Book Third's ambitious title, "The Downfall," is tempered with the narrator's sense of the un-epic quality of the subject matter—the bankruptcy of a small town miller and his family. The narrator calls attention to the dullness of the content of her story in the opening of Chapter I but points to the emotions involved as of an epic quality: Mr. Tulliver "was as proud and obstinate as if he had been a very lofty personage, in whom such dispositions might be a source of that conspicuous, far-echoing tragedy, which sweeps the stage in regal robes and makes the dullest chronicler sublime." Yet the narrative of the "tragedy" at hand continues to include the same sort of deflationary, satiric material used through the novel as a whole. Thus, Mrs. Tulliver in Chapters II and III is not so much condemned for her concern for her linens and china, as held up as an object of ridicule or humorous pity. Her mind sticks to the issue of the linens and china as though she cannot comprehend anything else. In Chapter II, she "stroke[s]" the linens "automatically," attentive to little else. In Chapter III, she manages to turn all conversation back to the linens and china, as when Mrs. Deane mentions medicating "jelly" and Mrs. Tulliver, in return, pleads for the safety of her jelly dishes. This treatment of Mrs. Tulliver has the double effect of deflating the epic quality of the family's tragedy and making Mrs. Tulliver more sympathetic; her ridiculous obsession invites our pity, rather than our censure.
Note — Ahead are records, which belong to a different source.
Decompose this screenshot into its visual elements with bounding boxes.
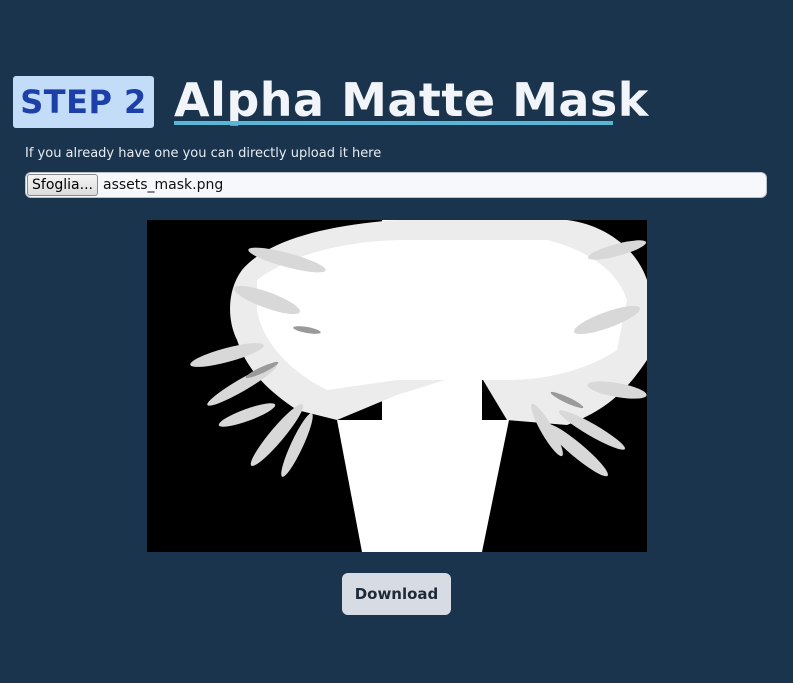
- page-title: Alpha Matte Mask: [174, 73, 649, 127]
- file-upload-input[interactable]: Sfoglia... assets_mask.png: [25, 172, 767, 198]
- step-badge: STEP 2: [13, 76, 154, 128]
- plant-silhouette-image: [147, 220, 647, 552]
- alpha-matte-preview-image: [147, 220, 647, 552]
- browse-button[interactable]: Sfoglia...: [27, 174, 98, 196]
- step-label: STEP 2: [20, 83, 147, 121]
- selected-file-name: assets_mask.png: [102, 177, 224, 193]
- download-button[interactable]: Download: [342, 573, 451, 615]
- upload-helper-text: If you already have one you can directly…: [25, 146, 382, 161]
- title-underline: [174, 121, 613, 125]
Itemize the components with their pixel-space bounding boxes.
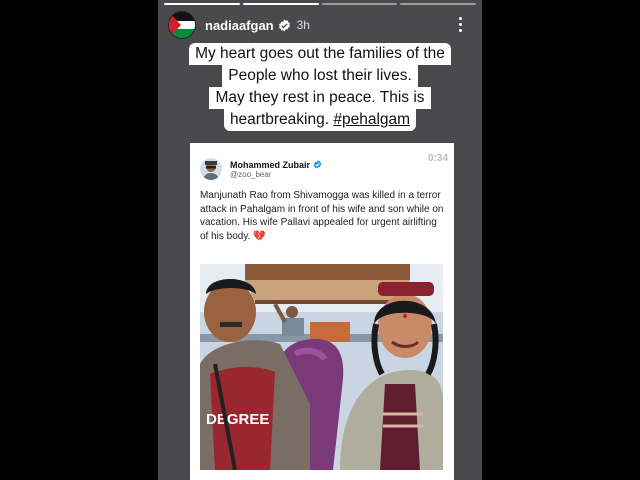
verified-badge-icon bbox=[313, 160, 322, 169]
hashtag-link[interactable]: #pehalgam bbox=[333, 111, 410, 128]
tweet-text: Manjunath Rao from Shivamogga was killed… bbox=[200, 189, 446, 244]
tweet-author-handle: @zoo_bear bbox=[230, 169, 272, 179]
caption-line: heartbreaking. #pehalgam bbox=[223, 109, 417, 131]
story-username[interactable]: nadiaafgan bbox=[205, 18, 274, 33]
tweet-header: Mohammed Zubair @zoo_bear bbox=[200, 158, 322, 180]
story-viewer: nadiaafgan 3h My heart goes out the fami… bbox=[158, 0, 482, 480]
broken-heart-emoji: 💔 bbox=[253, 231, 266, 243]
progress-segment bbox=[242, 3, 319, 5]
shared-tweet-card[interactable]: 0:34 Mohammed Zubair @zoo_bear Manjunath… bbox=[190, 143, 454, 480]
story-header: nadiaafgan 3h bbox=[168, 11, 472, 39]
tweet-body: Manjunath Rao from Shivamogga was killed… bbox=[200, 190, 444, 243]
tweet-photo[interactable]: DEGREE bbox=[200, 264, 443, 470]
tweet-author-avatar bbox=[200, 158, 222, 180]
progress-segment bbox=[400, 3, 476, 5]
palestine-flag-avatar[interactable] bbox=[168, 11, 196, 39]
caption-line: People who lost their lives. bbox=[222, 65, 418, 87]
progress-segment bbox=[164, 3, 240, 5]
tweet-author-name: Mohammed Zubair bbox=[230, 159, 311, 170]
caption-line: My heart goes out the families of the bbox=[189, 43, 451, 65]
verified-badge-icon bbox=[278, 19, 291, 32]
progress-segment bbox=[321, 3, 398, 5]
shirt-text: DEGREE bbox=[206, 411, 269, 428]
story-progress bbox=[164, 3, 476, 5]
caption-text: heartbreaking. bbox=[229, 111, 330, 128]
story-caption: My heart goes out the families of the Pe… bbox=[158, 43, 482, 131]
story-time: 3h bbox=[296, 18, 310, 32]
caption-line: May they rest in peace. This is bbox=[209, 87, 431, 109]
video-timestamp: 0:34 bbox=[427, 153, 448, 164]
more-vertical-icon[interactable] bbox=[450, 14, 470, 34]
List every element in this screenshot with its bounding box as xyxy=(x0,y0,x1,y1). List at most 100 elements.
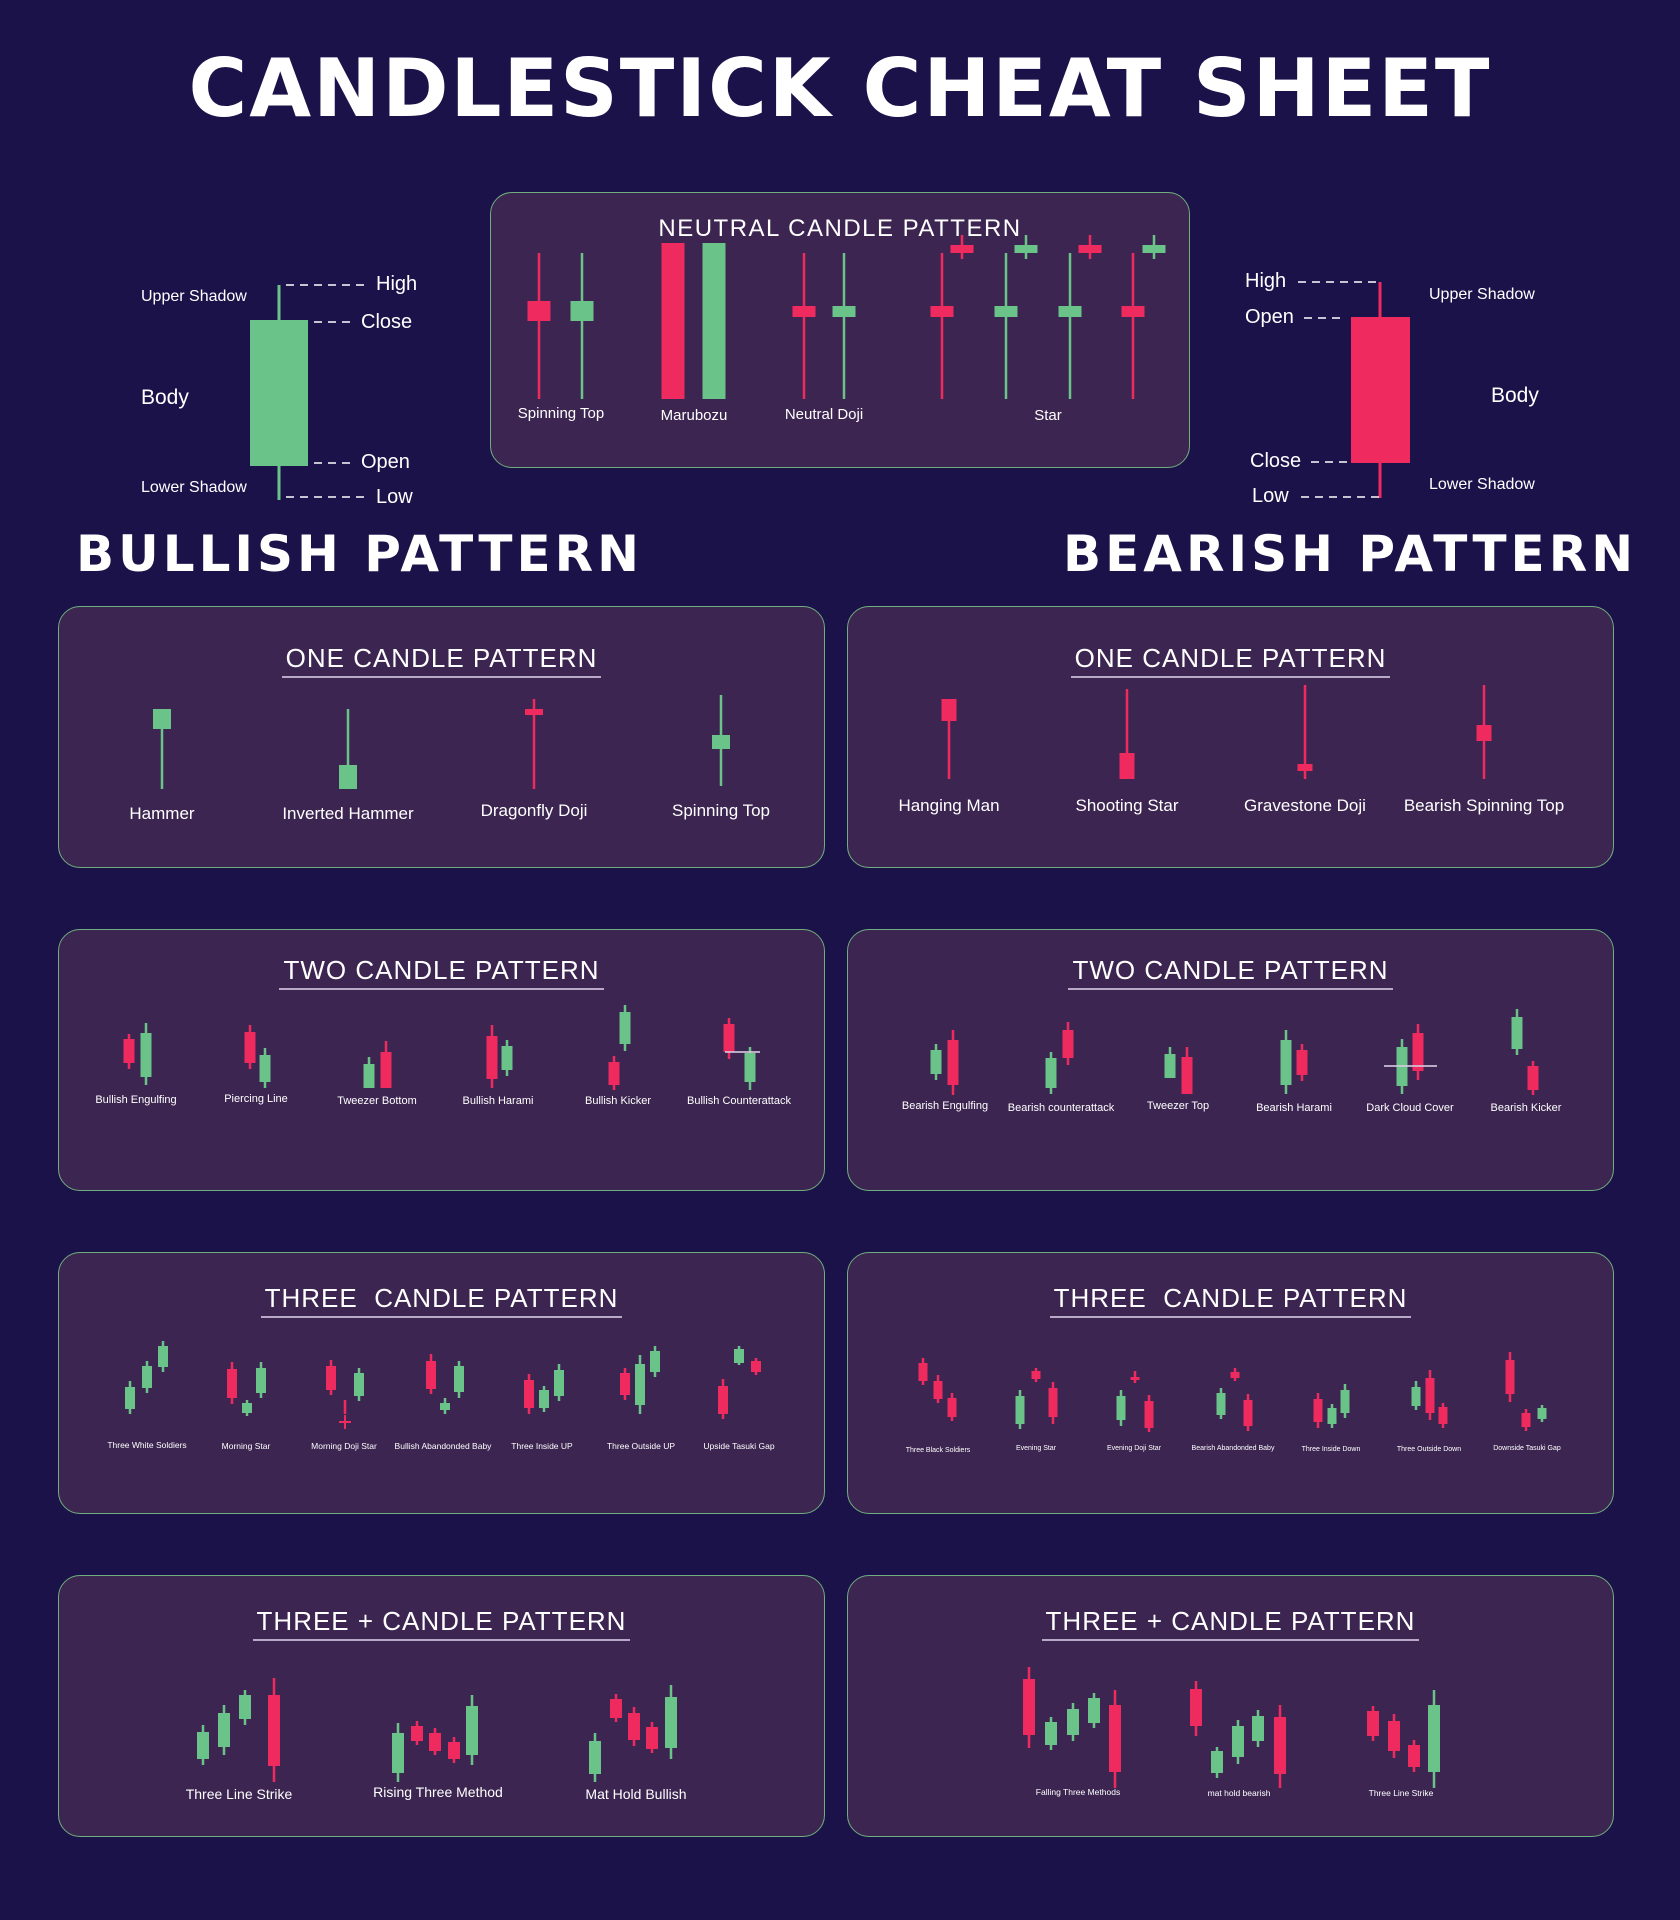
bullish-candle xyxy=(158,1341,168,1372)
bearish-candle-anatomy: High Open Close Low Upper Shadow Body Lo… xyxy=(1220,270,1620,510)
bullish-candle xyxy=(1014,235,1038,259)
bullish-candle xyxy=(1428,1690,1440,1788)
pattern-label: Spinning Top xyxy=(672,801,770,820)
pattern-label: Tweezer Bottom xyxy=(337,1095,416,1107)
pattern-bearish-spinning-top: Bearish Spinning Top xyxy=(1404,685,1564,815)
pattern-label: Evening Star xyxy=(1016,1445,1057,1452)
pattern-three-line-strike: Three Line Strike xyxy=(1367,1690,1440,1798)
pattern-label: Shooting Star xyxy=(1075,796,1178,815)
pattern-label: Upside Tasuki Gap xyxy=(703,1441,774,1451)
bullish-candle xyxy=(619,1005,631,1051)
bearish-candle xyxy=(1412,1024,1424,1080)
pattern-dragonfly-doji: Dragonfly Doji xyxy=(481,699,587,820)
bullish-candle xyxy=(501,1040,513,1076)
pattern-label: Evening Doji Star xyxy=(1107,1445,1162,1452)
bullish-candle xyxy=(650,1346,660,1377)
pattern-bearish-kicker: Bearish Kicker xyxy=(1491,1009,1562,1114)
pattern-label: Bullish Harami xyxy=(463,1095,534,1107)
pattern-downside-tasuki-gap: Downside Tasuki Gap xyxy=(1493,1352,1561,1452)
bearish-candle xyxy=(1425,1370,1435,1420)
bullish-candle xyxy=(1211,1747,1223,1778)
pattern-morning-doji-star: Morning Doji Star xyxy=(311,1360,377,1451)
bearish-candle xyxy=(1367,1706,1379,1741)
pattern-dark-cloud-cover: Dark Cloud Cover xyxy=(1366,1024,1454,1114)
bearish-candle xyxy=(628,1707,640,1746)
page-title: CANDLESTICK CHEAT SHEET xyxy=(188,42,1492,135)
pattern-label: Bearish Kicker xyxy=(1491,1102,1562,1114)
pattern-three-outside-down: Three Outside Down xyxy=(1397,1370,1461,1453)
pattern-three-white-soldiers: Three White Soldiers xyxy=(107,1341,187,1450)
bearish-candle xyxy=(1296,1044,1308,1081)
label-low: Low xyxy=(1252,485,1289,507)
bullish-candle xyxy=(259,1048,271,1088)
bullish-candle xyxy=(1537,1405,1547,1422)
neutral-pattern-panel: NEUTRAL CANDLE PATTERN Spinning Top Marub… xyxy=(490,192,1190,468)
pattern-label: Neutral Doji xyxy=(785,406,863,423)
pattern-bullish-abandonded-baby: Bullish Abandonded Baby xyxy=(395,1354,493,1451)
pattern-candles: Three White Soldiers Morning Star Morning … xyxy=(107,1341,775,1451)
label-high: High xyxy=(376,273,418,295)
pattern-label: Three Outside Down xyxy=(1397,1446,1461,1453)
bullish-candle xyxy=(1116,1390,1126,1426)
bearish-candle xyxy=(1527,1061,1539,1095)
bearish-candle xyxy=(411,1721,423,1745)
pattern-label: Bearish Engulfing xyxy=(902,1100,988,1112)
bullish-candle xyxy=(1142,235,1166,259)
pattern-label: mat hold bearish xyxy=(1208,1788,1271,1798)
pattern-three-outside-up: Three Outside UP xyxy=(607,1346,675,1451)
bearish-candle xyxy=(1505,1352,1515,1402)
bearish-section-title: BEARISH PATTERN xyxy=(1063,525,1638,583)
bullish-candle xyxy=(218,1705,230,1755)
pattern-label: Bullish Counterattack xyxy=(687,1095,791,1107)
bullish-candle xyxy=(256,1362,266,1398)
pattern-label: Dark Cloud Cover xyxy=(1366,1102,1454,1114)
bullish-three-candle-panel: THREE CANDLE PATTERN Three White Soldier… xyxy=(58,1252,825,1514)
pattern-label: Piercing Line xyxy=(224,1093,288,1105)
bearish-candle xyxy=(1144,1395,1154,1432)
pattern-label: Three Line Strike xyxy=(1369,1788,1434,1798)
pattern-label: Morning Doji Star xyxy=(311,1441,377,1451)
bullish-candle xyxy=(744,1047,756,1090)
label-upper-shadow: Upper Shadow xyxy=(141,288,247,305)
bearish-candle xyxy=(1130,1371,1140,1383)
pattern-label: Bearish Harami xyxy=(1256,1102,1332,1114)
pattern-label: Bearish Abandonded Baby xyxy=(1192,1445,1275,1452)
bullish-candle xyxy=(1067,1703,1079,1741)
pattern-label: Three Line Strike xyxy=(186,1786,293,1802)
bullish-candle xyxy=(140,1023,152,1085)
label-lower-shadow: Lower Shadow xyxy=(141,479,247,496)
bullish-candle xyxy=(197,1725,209,1765)
bearish-candle xyxy=(1048,1382,1058,1424)
bullish-candle xyxy=(702,243,726,399)
bullish-candle xyxy=(1327,1404,1337,1428)
label-close: Close xyxy=(1250,450,1302,472)
bullish-candle xyxy=(665,1685,677,1759)
bearish-candle xyxy=(525,699,543,789)
pattern-shooting-star: Shooting Star xyxy=(1075,689,1179,815)
pattern-candles: Bullish Engulfing Piercing Line Tweezer Bo… xyxy=(95,1005,791,1107)
bullish-candle xyxy=(125,1381,135,1414)
bullish-section-title: BULLISH PATTERN xyxy=(76,525,644,583)
pattern-label: Three Black Soldiers xyxy=(906,1447,971,1454)
bearish-candle xyxy=(1023,1667,1035,1748)
bullish-candle xyxy=(734,1346,744,1365)
bearish-candle xyxy=(620,1368,630,1400)
bullish-candle xyxy=(454,1361,464,1398)
label-low: Low xyxy=(376,486,413,508)
bearish-candle xyxy=(610,1694,622,1722)
bullish-one-candle-panel: ONE CANDLE PATTERN Hammer Inverted Hammer… xyxy=(58,606,825,868)
bearish-candle xyxy=(933,1375,943,1403)
bearish-candle xyxy=(930,253,954,399)
label-body: Body xyxy=(141,386,189,409)
bullish-candle xyxy=(363,1057,375,1088)
pattern-label: Star xyxy=(1034,407,1062,424)
pattern-gravestone-doji: Gravestone Doji xyxy=(1244,685,1366,815)
bullish-candle xyxy=(930,1044,942,1080)
bullish-candle xyxy=(589,1733,601,1782)
pattern-label: Bullish Abandonded Baby xyxy=(395,1441,493,1451)
bearish-candle xyxy=(380,1041,392,1088)
pattern-candles: Hanging Man Shooting Star Gravestone Doji B… xyxy=(898,685,1564,815)
pattern-candles: Three Line Strike Rising Three Method Mat … xyxy=(186,1678,687,1802)
pattern-mat-hold-bullish: Mat Hold Bullish xyxy=(585,1685,687,1802)
bearish-candle xyxy=(1476,685,1492,779)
In these opening chapters of Book Third, Maggie's personality is once again aligned with her father's. Beyond the fact that Mr. Tulliver summons Maggie in his trouble and recognizes only Maggie during his memory loss, their individual tendencies, too, are depicted as similar. In the same way that Mr. Tulliver has rashly and singlemindedly pursued the Wakem litigation—with no objective thought to the potential consequences—Maggie is shown to rush into situations without considering the outcome, as when she loses her temper with the aunts and uncles and thereby endangers the chances of their aid. Tom is shown to be the only member of the Tulliver family capable of attaining a prudent view of the situation and taking action accordingly.